5 Data pruning for unbiased performance evaluation

As can be seen in Figure 2.1, training on CodeExercises significantly improves the model’s performance on the HumanEval benchmark. To investigate this improvement, the authors trimmed the CodeExercises dataset by removing files that were “similar” to those in HumanEval. This process can be viewed as a “strong form” of data decontamination. The phi-1 model was then retrained on such pruned data and strong performance on HumanEval was still observed. In particular, retrained phi-1 still outperforms StarCoder even after aggressively pruning more than 40% of the CodeExercises dataset (this even prunes files that are only slightly similar to HumanEval, see Appendix C).

The authors believe that this data pruning experiment is a fair way to evaluate performance and is more insightful than the standard “contamination” studies typically found in the literature based on overlap measures between training and test data. For the sake of completeness, the author first conducted a standard contamination experiment, and the results showed that CodeExercises was not contaminated by HumanEval in this standard sense.

5.1 N-gram overlap

The N-gram metric measures the similarity of text segments based on shared sequences of n words. N-gram overlap analysis shows that there is almost no letter-level overlap between our dataset and HumanEval.

5.2 Embedding and grammar-based similarity analysis

The authors also use a combination of embeddings and syntax-based distance. Embeddings are derived from the pretrained CodeGen-Mono 350M model, and the L2 distance between embeddings of code snippets is calculated. The authors observed that embedding distance successfully captured code pairs whose overall code semantics were similar. For syntax-based distance, the authors calculated the (string) edit distance between the abstract syntax trees (ASTs) of two given code snippets. AST distance successfully identifies overlaps between code pairs while remaining agnostic to non-grammatical text such as variable/function naming, comments, and Python Docstrings. For CodeExercises pruning, the authors fixed the threshold of embedding distance and tested the matching rate τ of several AST distances. Varying τ from 0.95 to 0.8, this corresponds to removing 42.5K to 354K of CodeExercises’ 879.5K total problems.

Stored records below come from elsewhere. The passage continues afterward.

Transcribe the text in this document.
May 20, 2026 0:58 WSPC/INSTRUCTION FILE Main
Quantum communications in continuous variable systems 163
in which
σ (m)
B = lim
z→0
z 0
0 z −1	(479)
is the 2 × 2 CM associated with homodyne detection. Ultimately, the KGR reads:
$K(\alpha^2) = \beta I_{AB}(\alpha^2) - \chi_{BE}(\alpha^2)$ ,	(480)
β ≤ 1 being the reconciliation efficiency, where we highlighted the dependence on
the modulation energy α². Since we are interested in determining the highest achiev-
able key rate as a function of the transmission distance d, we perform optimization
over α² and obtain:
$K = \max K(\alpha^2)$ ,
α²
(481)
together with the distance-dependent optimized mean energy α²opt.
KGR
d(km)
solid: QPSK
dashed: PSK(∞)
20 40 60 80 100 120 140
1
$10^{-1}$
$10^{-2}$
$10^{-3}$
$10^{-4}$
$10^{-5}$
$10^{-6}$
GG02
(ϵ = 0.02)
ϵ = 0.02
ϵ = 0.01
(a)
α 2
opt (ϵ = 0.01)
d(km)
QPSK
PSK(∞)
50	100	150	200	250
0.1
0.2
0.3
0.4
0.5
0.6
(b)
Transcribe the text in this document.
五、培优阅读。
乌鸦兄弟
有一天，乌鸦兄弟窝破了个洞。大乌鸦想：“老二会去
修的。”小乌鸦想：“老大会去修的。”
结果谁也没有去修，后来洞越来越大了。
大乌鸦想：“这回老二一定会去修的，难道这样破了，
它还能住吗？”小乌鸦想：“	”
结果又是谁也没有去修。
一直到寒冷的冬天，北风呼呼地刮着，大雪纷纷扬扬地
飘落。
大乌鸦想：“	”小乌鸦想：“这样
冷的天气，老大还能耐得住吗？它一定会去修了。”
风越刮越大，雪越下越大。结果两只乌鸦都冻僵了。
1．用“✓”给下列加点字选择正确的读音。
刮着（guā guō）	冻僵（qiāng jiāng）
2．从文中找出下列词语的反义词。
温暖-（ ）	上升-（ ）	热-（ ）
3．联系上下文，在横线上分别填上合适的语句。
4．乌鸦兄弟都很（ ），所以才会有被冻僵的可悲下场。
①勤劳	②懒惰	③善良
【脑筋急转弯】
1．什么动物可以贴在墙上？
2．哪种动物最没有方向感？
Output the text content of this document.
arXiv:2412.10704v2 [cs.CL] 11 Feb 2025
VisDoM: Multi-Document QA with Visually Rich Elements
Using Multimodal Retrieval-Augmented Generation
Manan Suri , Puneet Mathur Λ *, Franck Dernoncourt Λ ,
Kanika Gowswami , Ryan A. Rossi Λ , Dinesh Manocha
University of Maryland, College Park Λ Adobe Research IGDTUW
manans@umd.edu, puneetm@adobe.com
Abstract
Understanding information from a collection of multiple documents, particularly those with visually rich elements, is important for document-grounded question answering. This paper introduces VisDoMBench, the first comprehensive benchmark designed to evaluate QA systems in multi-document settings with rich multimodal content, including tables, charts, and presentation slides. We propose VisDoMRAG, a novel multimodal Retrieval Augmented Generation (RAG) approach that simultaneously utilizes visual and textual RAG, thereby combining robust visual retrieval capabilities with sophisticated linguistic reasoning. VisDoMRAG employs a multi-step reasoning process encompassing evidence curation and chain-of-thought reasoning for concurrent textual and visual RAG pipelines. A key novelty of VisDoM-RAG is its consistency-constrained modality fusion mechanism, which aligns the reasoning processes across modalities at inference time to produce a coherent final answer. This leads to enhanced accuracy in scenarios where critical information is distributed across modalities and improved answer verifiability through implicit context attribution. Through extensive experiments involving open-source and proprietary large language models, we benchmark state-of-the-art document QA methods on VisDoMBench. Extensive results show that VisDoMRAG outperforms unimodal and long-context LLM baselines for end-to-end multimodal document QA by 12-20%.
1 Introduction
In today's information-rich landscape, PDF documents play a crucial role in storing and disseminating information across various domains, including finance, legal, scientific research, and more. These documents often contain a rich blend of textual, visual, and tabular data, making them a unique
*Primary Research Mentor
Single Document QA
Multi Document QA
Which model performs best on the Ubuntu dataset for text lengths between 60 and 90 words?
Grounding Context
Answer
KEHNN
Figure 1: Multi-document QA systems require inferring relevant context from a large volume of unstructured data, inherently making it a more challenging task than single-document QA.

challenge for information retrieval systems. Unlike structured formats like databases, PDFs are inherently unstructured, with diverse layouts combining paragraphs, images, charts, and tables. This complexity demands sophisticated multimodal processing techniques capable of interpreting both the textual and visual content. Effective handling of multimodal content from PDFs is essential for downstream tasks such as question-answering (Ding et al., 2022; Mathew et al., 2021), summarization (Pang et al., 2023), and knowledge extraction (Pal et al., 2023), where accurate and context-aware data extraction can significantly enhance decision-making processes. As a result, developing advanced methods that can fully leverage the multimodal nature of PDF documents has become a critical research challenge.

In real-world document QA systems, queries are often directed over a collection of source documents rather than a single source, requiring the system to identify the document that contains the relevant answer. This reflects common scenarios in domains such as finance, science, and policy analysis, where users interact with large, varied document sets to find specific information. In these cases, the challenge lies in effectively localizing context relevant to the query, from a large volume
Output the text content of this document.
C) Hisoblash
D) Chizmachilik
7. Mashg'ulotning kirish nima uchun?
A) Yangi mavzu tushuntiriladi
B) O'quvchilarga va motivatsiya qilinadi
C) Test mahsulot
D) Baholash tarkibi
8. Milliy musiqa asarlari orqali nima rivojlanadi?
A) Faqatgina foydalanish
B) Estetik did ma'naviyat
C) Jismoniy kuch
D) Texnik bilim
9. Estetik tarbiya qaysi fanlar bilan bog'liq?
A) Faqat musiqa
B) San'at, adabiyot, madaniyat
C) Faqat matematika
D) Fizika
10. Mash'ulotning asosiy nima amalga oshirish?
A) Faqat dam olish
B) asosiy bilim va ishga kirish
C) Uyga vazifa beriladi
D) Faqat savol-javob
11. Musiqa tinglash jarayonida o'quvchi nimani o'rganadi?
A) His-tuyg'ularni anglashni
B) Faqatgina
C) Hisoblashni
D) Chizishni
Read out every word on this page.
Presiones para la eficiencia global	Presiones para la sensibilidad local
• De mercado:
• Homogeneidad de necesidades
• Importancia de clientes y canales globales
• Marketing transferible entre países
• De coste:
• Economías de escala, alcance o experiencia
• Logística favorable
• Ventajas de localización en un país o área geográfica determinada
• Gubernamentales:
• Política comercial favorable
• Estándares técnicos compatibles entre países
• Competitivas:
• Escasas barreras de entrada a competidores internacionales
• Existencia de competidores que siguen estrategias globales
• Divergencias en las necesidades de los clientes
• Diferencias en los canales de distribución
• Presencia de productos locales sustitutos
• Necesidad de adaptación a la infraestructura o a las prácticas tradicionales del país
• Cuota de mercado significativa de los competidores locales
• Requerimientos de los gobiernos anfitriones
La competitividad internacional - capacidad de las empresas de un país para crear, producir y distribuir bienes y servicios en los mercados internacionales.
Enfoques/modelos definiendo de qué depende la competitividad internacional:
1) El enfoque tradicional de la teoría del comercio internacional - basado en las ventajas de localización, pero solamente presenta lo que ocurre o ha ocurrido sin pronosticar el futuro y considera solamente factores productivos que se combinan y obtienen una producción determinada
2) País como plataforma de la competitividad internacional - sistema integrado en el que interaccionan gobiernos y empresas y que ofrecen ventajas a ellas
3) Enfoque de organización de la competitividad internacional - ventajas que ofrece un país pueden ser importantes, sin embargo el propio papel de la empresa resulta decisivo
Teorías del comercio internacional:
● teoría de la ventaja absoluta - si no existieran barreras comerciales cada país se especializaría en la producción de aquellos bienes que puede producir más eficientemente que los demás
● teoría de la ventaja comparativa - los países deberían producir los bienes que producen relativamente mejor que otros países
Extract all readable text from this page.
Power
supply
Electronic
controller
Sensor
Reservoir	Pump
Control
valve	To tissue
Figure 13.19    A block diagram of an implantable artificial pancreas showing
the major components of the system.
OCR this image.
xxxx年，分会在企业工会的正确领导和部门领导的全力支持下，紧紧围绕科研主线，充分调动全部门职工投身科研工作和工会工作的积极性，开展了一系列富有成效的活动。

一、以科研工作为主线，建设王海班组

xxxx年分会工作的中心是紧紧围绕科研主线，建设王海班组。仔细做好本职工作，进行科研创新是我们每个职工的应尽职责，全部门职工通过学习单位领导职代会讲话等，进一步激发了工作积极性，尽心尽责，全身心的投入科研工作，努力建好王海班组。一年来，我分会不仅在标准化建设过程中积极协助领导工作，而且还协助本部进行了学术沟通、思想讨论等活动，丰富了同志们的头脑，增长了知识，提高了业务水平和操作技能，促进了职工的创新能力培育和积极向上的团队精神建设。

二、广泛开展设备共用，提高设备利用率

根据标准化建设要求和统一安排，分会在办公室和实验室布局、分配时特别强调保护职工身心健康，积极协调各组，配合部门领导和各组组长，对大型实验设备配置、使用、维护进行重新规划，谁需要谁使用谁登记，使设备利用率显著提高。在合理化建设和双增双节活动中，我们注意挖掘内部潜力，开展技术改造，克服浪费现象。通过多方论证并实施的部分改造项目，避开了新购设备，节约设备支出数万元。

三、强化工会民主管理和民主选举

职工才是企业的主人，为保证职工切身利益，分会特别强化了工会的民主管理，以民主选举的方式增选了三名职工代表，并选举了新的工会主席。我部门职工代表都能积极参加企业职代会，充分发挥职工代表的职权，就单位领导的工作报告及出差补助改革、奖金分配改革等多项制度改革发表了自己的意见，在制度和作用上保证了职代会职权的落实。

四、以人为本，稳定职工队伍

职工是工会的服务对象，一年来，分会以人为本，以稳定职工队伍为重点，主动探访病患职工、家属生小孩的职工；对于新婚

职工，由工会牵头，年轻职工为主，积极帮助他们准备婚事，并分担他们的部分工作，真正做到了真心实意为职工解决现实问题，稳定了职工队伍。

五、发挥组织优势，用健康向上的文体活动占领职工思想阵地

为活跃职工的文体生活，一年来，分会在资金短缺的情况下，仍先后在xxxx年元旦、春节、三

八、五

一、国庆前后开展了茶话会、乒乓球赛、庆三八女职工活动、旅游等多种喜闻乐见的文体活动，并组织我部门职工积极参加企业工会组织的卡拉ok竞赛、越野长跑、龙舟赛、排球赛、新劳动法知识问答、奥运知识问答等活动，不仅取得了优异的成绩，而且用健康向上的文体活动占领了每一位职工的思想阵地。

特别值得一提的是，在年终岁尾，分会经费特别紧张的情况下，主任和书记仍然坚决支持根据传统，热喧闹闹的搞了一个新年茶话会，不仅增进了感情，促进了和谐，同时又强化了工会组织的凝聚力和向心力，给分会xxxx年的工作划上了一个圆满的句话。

Table 3 summarizes the performance of retrained phi-1 on the pruned dataset. Divide the HumanEval problem into two subsets (“similar” and “non-similar”), based on whether they have at least one close match (for a given τ) in the original CodeExercises dataset, and report the model’s performance on each HumanEval subset separately on the accuracy rate. It can be seen that even after pruning the dataset significantly, phi-1 still significantly outperforms StarCoder-Prompted, which verifies that the performance improvement is not due to “contamination” of the dataset, even if the latter term has a broad meaning.

6 Summary

This study shows that high-quality data is critical to the performance of language models in code generation tasks. By creating “textbook quality” data, the trained models are far ahead of other open source models such as HumanEval and MBPP in both model size and dataset size. The authors believe that high-quality data can greatly improve the efficiency of language models learning code because they provide coding examples that are clear, self-contained, educational, and balanced. Although the phi-1 model still has some limitations, such as its exclusive use for Python coding, lack of domain-specific knowledge, and lower tolerance for style changes, these limitations are not insurmountable. More work could address these limitations and improve model performance.